Bernard Kleynhoff, Président de la CCI Nice Côte d’Azur : «Qu’importe si c’est Air France, Emirates ou Qatar qui le fait, mais il faut ouvrir Nice sur le Monde»

Porter un regard au-delà de l’Europe, voilà résumée en quelques mots l’initiative de la CCI Nice Côte d’Azur et de son aéroport, le second en France avec plus de 11 millions de passagers. Pour Bernard Kleynhoff, le patron de la CCI Nice Côte d'Azur, «Il est temps de ne plus limiter le transport aérien à Paris. Nous devons aussi avoir des lignes directes ouvertes sur le monde».

Pas de langue de bois pour Bernard Kleynhoff, Président de la CCI Nice Côte d’Azur: «Nous avons besoin d’un changement de cap et de simplification des autorisations pour améliorer la desserte de la Côte d’Azur au bénéfice de nos entreprises et nos emplois». Pour cet industriel niçois, patron de deux entreprises dans l’univers de la carrosserie et de la peinture, défendre le droit aux voyages qu’ils soient loisir ou business est une mission forte de la CCI: «Nous devons offrir toutes les opportunités qu’offre le transport aérien sans nous sentir bloqués par une législation restrictive».

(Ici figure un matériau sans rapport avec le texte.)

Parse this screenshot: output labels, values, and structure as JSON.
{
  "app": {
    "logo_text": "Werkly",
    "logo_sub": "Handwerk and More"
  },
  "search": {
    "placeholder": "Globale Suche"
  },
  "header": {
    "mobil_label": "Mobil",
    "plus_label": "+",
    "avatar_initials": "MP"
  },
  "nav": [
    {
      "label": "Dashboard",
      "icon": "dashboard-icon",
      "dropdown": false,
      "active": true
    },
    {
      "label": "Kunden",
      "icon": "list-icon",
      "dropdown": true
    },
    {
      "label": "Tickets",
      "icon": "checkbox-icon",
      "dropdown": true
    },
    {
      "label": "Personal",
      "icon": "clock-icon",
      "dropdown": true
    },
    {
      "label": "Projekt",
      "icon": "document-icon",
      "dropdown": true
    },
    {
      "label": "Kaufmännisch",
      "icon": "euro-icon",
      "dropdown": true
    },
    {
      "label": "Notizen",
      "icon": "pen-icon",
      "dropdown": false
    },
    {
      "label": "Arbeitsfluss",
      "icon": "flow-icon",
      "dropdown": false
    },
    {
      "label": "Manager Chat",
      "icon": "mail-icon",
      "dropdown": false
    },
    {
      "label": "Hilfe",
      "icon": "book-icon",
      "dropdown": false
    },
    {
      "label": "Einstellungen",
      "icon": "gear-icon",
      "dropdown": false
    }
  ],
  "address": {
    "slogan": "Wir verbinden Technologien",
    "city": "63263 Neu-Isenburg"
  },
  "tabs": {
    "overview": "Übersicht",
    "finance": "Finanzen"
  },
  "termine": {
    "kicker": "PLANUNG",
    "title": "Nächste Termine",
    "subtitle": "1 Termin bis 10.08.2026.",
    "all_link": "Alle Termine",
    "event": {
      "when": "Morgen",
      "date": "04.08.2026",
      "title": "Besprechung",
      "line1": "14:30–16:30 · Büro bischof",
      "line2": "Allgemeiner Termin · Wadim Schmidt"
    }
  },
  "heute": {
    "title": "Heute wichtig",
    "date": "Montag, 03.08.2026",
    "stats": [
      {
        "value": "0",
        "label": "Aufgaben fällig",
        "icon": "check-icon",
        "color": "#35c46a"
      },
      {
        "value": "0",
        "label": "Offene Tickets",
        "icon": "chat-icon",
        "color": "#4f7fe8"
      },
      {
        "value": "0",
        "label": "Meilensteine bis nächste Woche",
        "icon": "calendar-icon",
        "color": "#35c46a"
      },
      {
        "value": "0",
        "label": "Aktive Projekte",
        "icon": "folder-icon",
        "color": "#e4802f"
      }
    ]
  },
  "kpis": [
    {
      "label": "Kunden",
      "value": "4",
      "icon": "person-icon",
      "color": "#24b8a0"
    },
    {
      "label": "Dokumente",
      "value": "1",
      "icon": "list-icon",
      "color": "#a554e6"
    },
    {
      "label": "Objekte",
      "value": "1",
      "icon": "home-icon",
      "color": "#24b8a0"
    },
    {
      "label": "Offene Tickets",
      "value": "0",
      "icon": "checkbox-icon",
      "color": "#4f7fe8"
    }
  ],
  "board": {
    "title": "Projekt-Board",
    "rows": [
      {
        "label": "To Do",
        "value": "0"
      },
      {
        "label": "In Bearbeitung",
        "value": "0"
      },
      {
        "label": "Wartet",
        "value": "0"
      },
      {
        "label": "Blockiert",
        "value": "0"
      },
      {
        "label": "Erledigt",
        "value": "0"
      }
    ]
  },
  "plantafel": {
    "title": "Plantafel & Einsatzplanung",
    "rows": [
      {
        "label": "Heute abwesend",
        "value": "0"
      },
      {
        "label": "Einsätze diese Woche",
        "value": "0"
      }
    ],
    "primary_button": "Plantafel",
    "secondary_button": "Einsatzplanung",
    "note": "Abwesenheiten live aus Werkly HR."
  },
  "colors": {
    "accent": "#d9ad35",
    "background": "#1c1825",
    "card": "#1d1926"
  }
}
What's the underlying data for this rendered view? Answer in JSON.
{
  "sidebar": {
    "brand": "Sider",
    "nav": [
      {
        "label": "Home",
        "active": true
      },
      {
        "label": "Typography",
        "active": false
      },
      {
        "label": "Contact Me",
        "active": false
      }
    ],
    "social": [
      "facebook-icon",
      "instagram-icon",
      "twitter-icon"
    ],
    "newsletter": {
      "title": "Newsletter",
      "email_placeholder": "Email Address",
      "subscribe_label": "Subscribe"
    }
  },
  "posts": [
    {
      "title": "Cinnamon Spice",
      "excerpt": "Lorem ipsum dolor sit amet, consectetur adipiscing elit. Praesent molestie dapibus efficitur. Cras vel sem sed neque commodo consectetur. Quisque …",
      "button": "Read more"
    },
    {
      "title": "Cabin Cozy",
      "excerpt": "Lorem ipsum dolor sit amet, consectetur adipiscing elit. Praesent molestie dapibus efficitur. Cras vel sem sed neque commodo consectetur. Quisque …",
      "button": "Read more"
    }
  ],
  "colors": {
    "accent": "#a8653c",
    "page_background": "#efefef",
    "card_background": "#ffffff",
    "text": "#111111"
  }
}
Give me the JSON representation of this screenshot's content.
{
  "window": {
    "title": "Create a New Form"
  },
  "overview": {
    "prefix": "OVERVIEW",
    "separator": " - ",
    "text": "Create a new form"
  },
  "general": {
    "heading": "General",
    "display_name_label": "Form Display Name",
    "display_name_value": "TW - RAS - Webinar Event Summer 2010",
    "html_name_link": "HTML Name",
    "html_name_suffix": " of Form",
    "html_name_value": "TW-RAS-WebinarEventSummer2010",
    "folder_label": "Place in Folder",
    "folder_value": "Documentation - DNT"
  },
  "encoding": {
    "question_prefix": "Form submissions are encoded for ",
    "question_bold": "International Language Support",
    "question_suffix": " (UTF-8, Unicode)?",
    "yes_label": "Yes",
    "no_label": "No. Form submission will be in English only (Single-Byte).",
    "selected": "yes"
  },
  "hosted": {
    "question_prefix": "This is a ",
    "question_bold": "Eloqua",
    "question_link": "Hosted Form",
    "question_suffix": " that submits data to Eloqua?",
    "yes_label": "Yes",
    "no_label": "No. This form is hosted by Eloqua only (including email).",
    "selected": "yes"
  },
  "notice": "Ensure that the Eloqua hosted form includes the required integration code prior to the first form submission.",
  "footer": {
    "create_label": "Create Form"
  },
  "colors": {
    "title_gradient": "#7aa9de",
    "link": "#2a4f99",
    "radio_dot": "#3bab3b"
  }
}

Pour sensibiliser les utilisateurs de l'aéroport, entreprises ou non, c’est donc une pétition qui a été mise en ligne sur le thème : «Je signe direct». Et le contenu est sans ambiguïté : «STOP à la réglementation archaïque limitant les droits intercontinentaux de trafic aérien. OUI au développement de nouvelles liaisons directes vers l’Asie et les pays du Golfe». Côté arguments, là aussi le message est simple : «Ouvrir les droits de trafic aérien à Nice pour mieux les distribuer entre Paris et la capitale de la Côte d’Azur afin de desservir directement et dans les meilleurs délais l’aéroport Nice Côte d’Azur par de nouvelles liaisons». Rencontre avec un Président atypique qui se veut transparent et efficace.

DéplacementsPros: Pourquoi vous êtes-vous engagés dans ce combat qui vise à ouvrir les destinations internationales au départ de Nice ?

Bernard Kleynhoff : Je tiens d’abord à préciser que nous sommes, depuis quelques mois, confrontés à une volonté politique de réforme territoriale qui, quelle que soit la forme qu’elle prendra, doit permettre à nos territoires de se développer sur le plan économique. Ce développement passe tout naturellement par le transport aérien et la capacité de l’aéroport de Nice à accueillir ou à développer des vols directs de et vers des destinations capables à la fois d’apporter des touristes mais également de permettre à nos entreprises d’aller se développer.
Que constatons-nous sur place ? Tout d’abord que l’obtention des droits de trafic est bloquée, certainement pour des raisons politiques, par ceux en charge de les attribuer. Nous avons vu il y a quelque temps Emirates tenter d’obtenir de nouveaux droits au départ de Nice de Lyon sans y aboutir. Il m’apparaît donc naturel que la Chambre de Commerce et d’Industrie soit à la pointe d’une mission comme celle engagée avec la pétition que vous venez d’évoquer, mais également qu’elle puisse dire aux politiques que cette réforme territoriale doit passer par une pression administrative moins forte. Je pense que nous sommes bien armés pour réfléchir à notre avenir.

DéplacementsPros: Concrètement, vous demandez quoi ?

Bernard Kleynhoff : Que les compagnies qui souhaitent s’établir au départ de Nice pour proposer des vols directs que ce soit vers l’Asie ou les États-Unis puissent le faire sans être empêchées par une législation tatillonne et complexe. Il est vrai que pour se développer en Europe, nous ne rencontrons pas les mêmes difficultés grâce à l’accord d’open sky en vigueur. Mais cela n’est pas suffisant pour assurer le développement de la Côte d’Azur et le rayonnement de nos entreprises.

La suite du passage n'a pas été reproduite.